Defense Secretary Lloyd Austin and South Korea's Defense Minister Lee Jong-sup spoke on Monday evening, eastern time, according to a Pentagon official and a readout from South Korea's presidential office. The South Koreans said that the two defense leaders agreed that a "considerable amount" of information in the leaked Pentagon documents are "fabricated."
Neither the Pentagon nor the South Korean presidential office responded to CNN's request for more details. Meagher said on Monday that "some of these images appear to have been altered."
As CNN has previously reported, one leaked document listing Russian and Ukrainian casualty numbers as part of the war in Ukraine was altered in recent weeks to more than halve the number of Russian deaths before being spread on pro-Russian Telegram channels.
Officials from the countries in the Five Eyes intelligence-sharing partnership with the US -- Australia, New Zealand, the UK, and Canada -- have not yet gotten a briefing from the US on either a damage assessment or progress in identifying the leaker, two Five Eyes diplomats told CNN on Monday.
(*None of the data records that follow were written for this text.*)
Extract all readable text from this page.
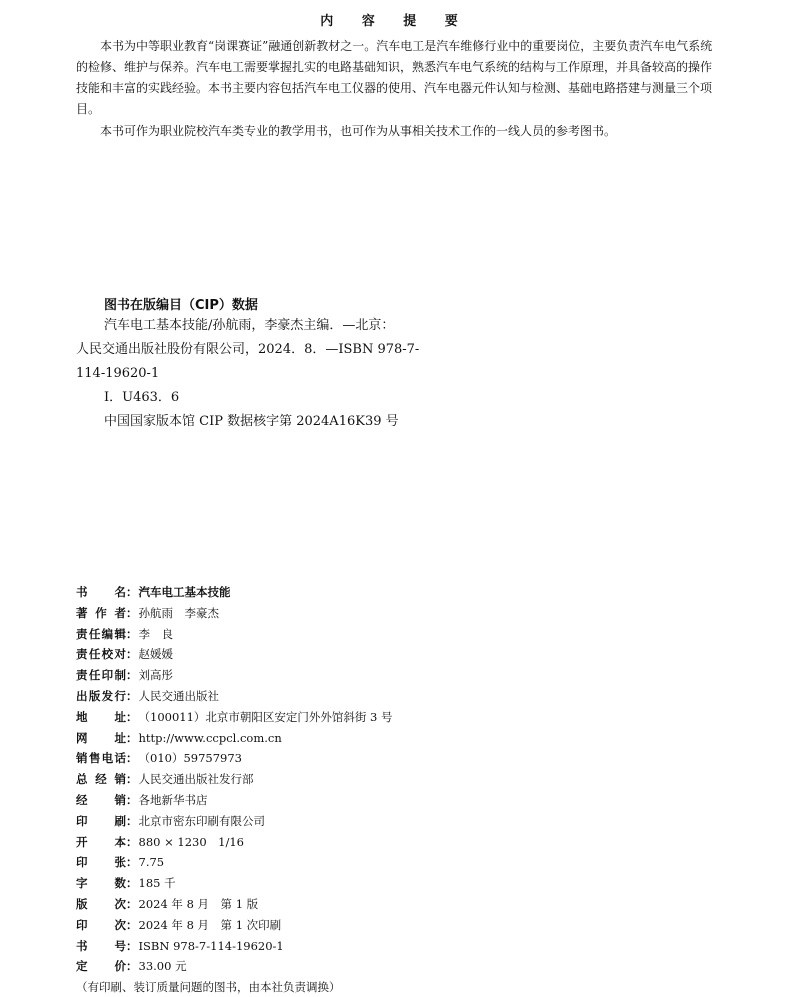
内 容 提 要
本书为中等职业教育“岗课赛证”融通创新教材之一。汽车电工是汽车维修行业中的重要岗位，主要负责汽车电气系统的检修、维护与保养。汽车电工需要掌握扎实的电路基础知识，熟悉汽车电气系统的结构与工作原理，并具备较高的操作技能和丰富的实践经验。本书主要内容包括汽车电工仪器的使用、汽车电器元件认知与检测、基础电路搭建与测量三个项目。
本书可作为职业院校汽车类专业的教学用书，也可作为从事相关技术工作的一线人员的参考图书。
图书在版编目（CIP）数据
汽车电工基本技能/孙航雨，李豪杰主编．—北京：
人民交通出版社股份有限公司，2024．8．—ISBN 978-7-
114-19620-1
Ⅰ．U463．6
中国国家版本馆 CIP 数据核字第 2024A16K39 号
书名 ： 汽车电工基本技能
著作者 ： 孙航雨　李豪杰
责任编辑 ： 李　良
责任校对 ： 赵媛媛
责任印制 ： 刘高彤
出版发行 ： 人民交通出版社
地址 ： （100011）北京市朝阳区安定门外外馆斜街 3 号
网址 ： http://www.ccpcl.com.cn
销售电话 ： （010）59757973
总经销 ： 人民交通出版社发行部
经销 ： 各地新华书店
印刷 ： 北京市密东印刷有限公司
开本 ： 880 × 1230　1/16
印张 ： 7.75
字数 ： 185 千
版次 ： 2024 年 8 月　第 1 版
印次 ： 2024 年 8 月　第 1 次印刷
书号 ： ISBN 978-7-114-19620-1
定价 ： 33.00 元
（有印刷、装订质量问题的图书，由本社负责调换）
One of the diplomats said they expect a briefing from US officials in the coming days and noted that the Easter holiday has slowed the pace of discussions.
'Bad outcomes on the battlefield'
US lawmakers are also looking for answers. The Pentagon has notified the relevant congressional committees of their probe, including the Senate Intelligence and Senate Armed Services committees, sources said.
A spokesperson for the Senate Armed Services Committee said in a statement that "Chairman Reed is tracking this issue closely. The Department of Defense and other agencies have launched investigations, and the Senate Armed Service Committee expects to be fully briefed on the Pentagon's investigation as it proceeds."
Rep. Jim Himes, the top Democrat on the House Intelligence Committee, told CNN on Monday that "anything that points to sources and methods carries the very real risk that those sources and methods go away. And that can mean people being killed, that can mean technologies being shut down. And that translates into bad outcomes on the battlefield."
"We do need the public and our allies, in particular, to know what changes are being made to avoid this ever happening again," he added.